1. How many will revel in their portfolios five years from now

2. How many will bemoan dumping Cisco (potentially)

I don't know those answers yet (ask me in five years), but I do know that I would rather invest in a company that can withstand the heat of a roaring bear, maintain profitability (or grow profits), branch out its business, and look to the future of its industry. And Cisco fits that model.

The .com's, however, failed that test. They fail largely for two reasons: they can not achieve consistent profits; and they can not achieve scale - that is enough customers to produce the former (uh, ahem, the Fool excepted, of course).

Remember all that talk about the "new" economy replacing the old one? Well right now that old economy is beating the pants off the new one. But only because the old economy companies found a way to incorporate the new economy into their existing structure.
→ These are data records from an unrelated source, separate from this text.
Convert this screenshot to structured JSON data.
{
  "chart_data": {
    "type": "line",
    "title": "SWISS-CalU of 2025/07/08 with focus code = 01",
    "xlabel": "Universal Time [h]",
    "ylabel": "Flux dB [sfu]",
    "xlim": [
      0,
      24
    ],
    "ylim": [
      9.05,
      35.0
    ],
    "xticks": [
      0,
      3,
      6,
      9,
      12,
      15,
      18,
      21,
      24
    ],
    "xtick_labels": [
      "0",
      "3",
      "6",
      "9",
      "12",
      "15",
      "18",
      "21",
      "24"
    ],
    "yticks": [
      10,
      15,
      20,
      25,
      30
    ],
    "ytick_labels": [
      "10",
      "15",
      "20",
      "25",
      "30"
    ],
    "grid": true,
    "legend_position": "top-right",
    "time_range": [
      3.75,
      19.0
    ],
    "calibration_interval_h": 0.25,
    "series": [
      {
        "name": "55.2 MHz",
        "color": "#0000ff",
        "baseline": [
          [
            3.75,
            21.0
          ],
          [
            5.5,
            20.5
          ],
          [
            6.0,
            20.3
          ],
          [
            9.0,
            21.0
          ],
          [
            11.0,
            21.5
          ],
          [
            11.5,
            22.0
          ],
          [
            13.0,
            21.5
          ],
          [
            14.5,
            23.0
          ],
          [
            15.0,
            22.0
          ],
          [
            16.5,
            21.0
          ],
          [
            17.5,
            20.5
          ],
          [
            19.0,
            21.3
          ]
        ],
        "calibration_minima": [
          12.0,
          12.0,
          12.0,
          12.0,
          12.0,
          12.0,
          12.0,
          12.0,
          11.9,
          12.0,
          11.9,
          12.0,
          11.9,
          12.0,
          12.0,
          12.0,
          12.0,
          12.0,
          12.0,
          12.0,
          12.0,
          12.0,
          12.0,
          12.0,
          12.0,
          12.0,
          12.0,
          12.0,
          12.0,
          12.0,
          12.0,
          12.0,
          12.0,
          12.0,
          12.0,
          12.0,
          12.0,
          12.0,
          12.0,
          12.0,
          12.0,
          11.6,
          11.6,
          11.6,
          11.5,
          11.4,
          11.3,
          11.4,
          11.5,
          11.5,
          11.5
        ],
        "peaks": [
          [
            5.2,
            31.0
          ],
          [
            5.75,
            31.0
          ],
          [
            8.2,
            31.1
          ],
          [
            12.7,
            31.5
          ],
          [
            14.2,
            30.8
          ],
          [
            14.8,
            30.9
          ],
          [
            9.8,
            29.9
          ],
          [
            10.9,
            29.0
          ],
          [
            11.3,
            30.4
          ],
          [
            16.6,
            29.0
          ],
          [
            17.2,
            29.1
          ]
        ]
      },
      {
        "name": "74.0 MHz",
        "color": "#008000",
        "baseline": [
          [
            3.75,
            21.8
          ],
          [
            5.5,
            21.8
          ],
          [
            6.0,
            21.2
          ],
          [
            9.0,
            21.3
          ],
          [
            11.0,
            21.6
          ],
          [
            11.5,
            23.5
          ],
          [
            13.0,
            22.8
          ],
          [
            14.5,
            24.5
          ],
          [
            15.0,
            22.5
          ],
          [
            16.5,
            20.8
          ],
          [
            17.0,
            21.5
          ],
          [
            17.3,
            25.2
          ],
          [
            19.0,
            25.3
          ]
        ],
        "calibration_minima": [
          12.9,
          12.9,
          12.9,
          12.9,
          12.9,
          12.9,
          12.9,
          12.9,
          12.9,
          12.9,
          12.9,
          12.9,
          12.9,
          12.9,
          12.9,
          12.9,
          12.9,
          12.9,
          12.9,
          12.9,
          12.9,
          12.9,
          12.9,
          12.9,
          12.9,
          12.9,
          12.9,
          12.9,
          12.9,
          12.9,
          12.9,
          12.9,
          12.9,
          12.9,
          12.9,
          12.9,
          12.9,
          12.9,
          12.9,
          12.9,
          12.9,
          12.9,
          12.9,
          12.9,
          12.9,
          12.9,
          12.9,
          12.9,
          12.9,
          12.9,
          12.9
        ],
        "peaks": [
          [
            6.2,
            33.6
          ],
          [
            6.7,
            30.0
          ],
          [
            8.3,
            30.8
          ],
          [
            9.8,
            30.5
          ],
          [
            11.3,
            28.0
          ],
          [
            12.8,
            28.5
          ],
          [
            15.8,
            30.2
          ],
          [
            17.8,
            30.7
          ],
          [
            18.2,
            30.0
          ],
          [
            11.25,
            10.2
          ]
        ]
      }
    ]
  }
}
Pretty intelligent, isn't it.

And therein lies a lesson for every Fool; and the nine thousand previous words lead up to this thought for the new year:

Intelligent investing.

It is time to return to the world of intelligent investing. That means doing one's homework (or DD for the acronymically inclined); it means research; it means learning and practice, failure and success. It means not expecting that every investment will grow 1200% in one year. It means looking far forward, with a detailed plan focused on a singular goal.

How to grow your own money.

With that thought, I have devised my own plan; and I have, after great deliberation, decided to share it with you fellow Fools, for your input (but no derision - see paragraph two if confused).

The 2001 Plan

Goal: revise holdings to reflect diversified investments

Here's the 'hutch' plan:

Cisco, American Express, Pfizer, Southwest Airlines, Pericom Semiconductor, Intel, Nokia, International Paper, GE, or Microsoft.

These will comprise 85% of my investment dollars in 2001, in descending order. And I will be holding them for the entire year, and reevaluating them in December of 2001. I plan to hold them for five years; however, any substantial profitable return, or, any disastrous turn of events may countermand that plan.

The remaining 15% will be cash holdings, and small caps selected through monthly research ( I gotta use that Foolish 8 spreadsheet somehow!). These stocks will be used to achieve 20-25% gains (or better); when a stock is purchased and rises more than 10%, it will be protected by stop-loss orders; the more it rises, the closer the protection will be (on average of 4-10%).

Realistically, I'm looking to achieve a 12-15% annualized return. Considering where many of those companies are right now, I believe it can be done. And yes I realize the market is down, the economy is slowing, and that we have yet to feel the full effects of the 6 interest rate hikes, however, each of those companies have international markets (which is good and bad), multiple products, and consumer scale.

Cisco is my first stock, however, for two key reasons: one is fear. The price decline that Cisco has undergone is largely driven by fear, not numbers. Cisco continues to make profits, with gross margins in the 60% range. That's outstanding. Secondly, their visions to future markets make them attractive - they can profit today and tomorrow.

When the bear returns to hibernation market players will be putting money into market leaders heavily. And Cisco remains a market leader (in various repects).

Whatever your plans are for the next year, or the next decade, remember that you control your destiny now (Luke); learn to do so Foolishly.

Happy New Year to everyone. May it be a great deal more prosperous than the last one.